Un nuevo artículo explora los planetas más calientes del universo, centrándose en exoplanetas que orbitan tan cerca de sus estrellas que sus superficies están fundidas, creando océanos de lava. Estos planetas, como Corot-7b y Kepler-10b, tienen periodos orbitales extremadamente cortos y temperaturas que superan los 3000 °C. Se discuten sus orígenes, sugiriendo que muchos son remanentes de gigantes gaseosos que han perdido elementos volátiles. El estudio incluye detalles sobre la composición y las condiciones extremas en estos cuerpos celestes, destacando su importancia en la comprensión de la formación planetaria y la dinámica estelar.
Un artículo de José Luis VALER MURILLO, colaborador de la Agencia Estatal de Meteorología (AEMET), Delegación Territorial en Castilla y León
Los exoplanetas, que orbitan tan cerca de sus estrellas que parecen rozarlas, presentan condiciones extremas. Estos cuerpos celestes poseen periodos orbitales de pocas horas, lo que provoca que sus superficies se encuentren fundidas, formando auténticos océanos de lava. Las temperaturas en estos planetas pueden superar el punto de ebullición del hierro, generando un magma altamente dinámico debido a los intensos efectos de las mareas. Desde su superficie, los soles se observan como enormes discos incandescentes.
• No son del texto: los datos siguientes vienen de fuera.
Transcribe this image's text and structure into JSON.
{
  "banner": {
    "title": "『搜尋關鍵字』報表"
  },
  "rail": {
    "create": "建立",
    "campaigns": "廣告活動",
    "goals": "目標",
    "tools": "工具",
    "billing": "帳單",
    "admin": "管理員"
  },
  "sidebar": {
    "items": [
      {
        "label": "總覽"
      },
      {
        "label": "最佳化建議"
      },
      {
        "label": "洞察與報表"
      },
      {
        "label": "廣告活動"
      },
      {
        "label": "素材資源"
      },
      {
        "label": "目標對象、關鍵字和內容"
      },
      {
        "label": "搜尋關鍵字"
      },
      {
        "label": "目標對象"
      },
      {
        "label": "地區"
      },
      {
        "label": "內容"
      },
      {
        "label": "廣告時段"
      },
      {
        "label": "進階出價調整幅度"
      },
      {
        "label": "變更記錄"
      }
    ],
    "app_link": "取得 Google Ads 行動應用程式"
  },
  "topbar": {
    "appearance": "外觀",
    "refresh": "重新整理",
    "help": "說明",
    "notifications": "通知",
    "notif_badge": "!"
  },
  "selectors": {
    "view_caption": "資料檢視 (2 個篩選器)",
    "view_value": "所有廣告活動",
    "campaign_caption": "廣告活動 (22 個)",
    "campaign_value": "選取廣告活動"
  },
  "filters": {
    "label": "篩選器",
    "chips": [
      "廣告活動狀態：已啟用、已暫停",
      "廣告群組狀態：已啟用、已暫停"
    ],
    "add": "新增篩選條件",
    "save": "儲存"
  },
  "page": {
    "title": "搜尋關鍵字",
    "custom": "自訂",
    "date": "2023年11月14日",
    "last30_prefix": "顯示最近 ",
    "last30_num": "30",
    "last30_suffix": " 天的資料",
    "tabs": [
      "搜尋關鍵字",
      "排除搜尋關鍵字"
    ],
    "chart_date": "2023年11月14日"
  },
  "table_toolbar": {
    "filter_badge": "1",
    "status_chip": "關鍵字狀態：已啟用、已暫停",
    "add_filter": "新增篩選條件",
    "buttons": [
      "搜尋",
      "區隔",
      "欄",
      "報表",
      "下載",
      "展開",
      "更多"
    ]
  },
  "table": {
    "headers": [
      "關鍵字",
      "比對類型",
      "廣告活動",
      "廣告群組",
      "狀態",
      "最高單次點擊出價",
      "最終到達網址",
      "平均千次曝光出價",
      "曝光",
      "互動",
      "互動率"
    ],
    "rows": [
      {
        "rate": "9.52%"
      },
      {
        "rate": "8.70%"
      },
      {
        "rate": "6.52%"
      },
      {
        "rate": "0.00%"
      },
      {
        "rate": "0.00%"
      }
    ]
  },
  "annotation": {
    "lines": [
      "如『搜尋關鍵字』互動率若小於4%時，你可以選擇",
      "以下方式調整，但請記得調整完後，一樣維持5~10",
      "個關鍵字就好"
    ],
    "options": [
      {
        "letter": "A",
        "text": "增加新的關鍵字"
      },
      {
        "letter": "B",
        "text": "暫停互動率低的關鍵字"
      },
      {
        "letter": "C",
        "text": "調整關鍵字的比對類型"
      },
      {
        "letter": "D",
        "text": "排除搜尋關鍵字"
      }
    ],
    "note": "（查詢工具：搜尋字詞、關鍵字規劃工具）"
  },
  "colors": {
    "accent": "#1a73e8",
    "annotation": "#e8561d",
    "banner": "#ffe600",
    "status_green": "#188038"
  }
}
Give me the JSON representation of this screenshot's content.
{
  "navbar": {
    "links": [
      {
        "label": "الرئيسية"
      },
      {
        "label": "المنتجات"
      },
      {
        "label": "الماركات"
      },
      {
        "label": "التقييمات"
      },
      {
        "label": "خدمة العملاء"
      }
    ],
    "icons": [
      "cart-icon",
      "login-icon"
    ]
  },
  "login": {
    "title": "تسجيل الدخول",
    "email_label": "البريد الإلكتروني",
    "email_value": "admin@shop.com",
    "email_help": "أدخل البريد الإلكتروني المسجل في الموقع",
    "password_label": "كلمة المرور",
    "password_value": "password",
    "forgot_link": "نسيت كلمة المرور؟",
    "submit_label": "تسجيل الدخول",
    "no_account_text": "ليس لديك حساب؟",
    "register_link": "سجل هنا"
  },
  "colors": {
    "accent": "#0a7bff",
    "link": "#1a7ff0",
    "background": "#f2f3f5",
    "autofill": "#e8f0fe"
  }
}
Palabras clave: exoplanetas; planetas de lava.
El origen de estos planetas ha sido objeto de numerosas especulaciones. La evidencia sugiere que muchos son núcleos metálicos de planetas gaseosos que han perdido sus elementos volátiles. Generalmente, estos planetas tienen una alta densidad, en gran parte por su elevado contenido de hierro. Sin embargo, algunos presentan densidades similares a la Tierra. Se han identificado gigantes gaseosos cercanos a sus estrellas que han sufrido una considerable pérdida de masa, incluso mostrando colas de gases arrastrados por vientos estelares. Este proceso puede durar miles de millones de años y afecta la órbita del planeta conforme pierde masa.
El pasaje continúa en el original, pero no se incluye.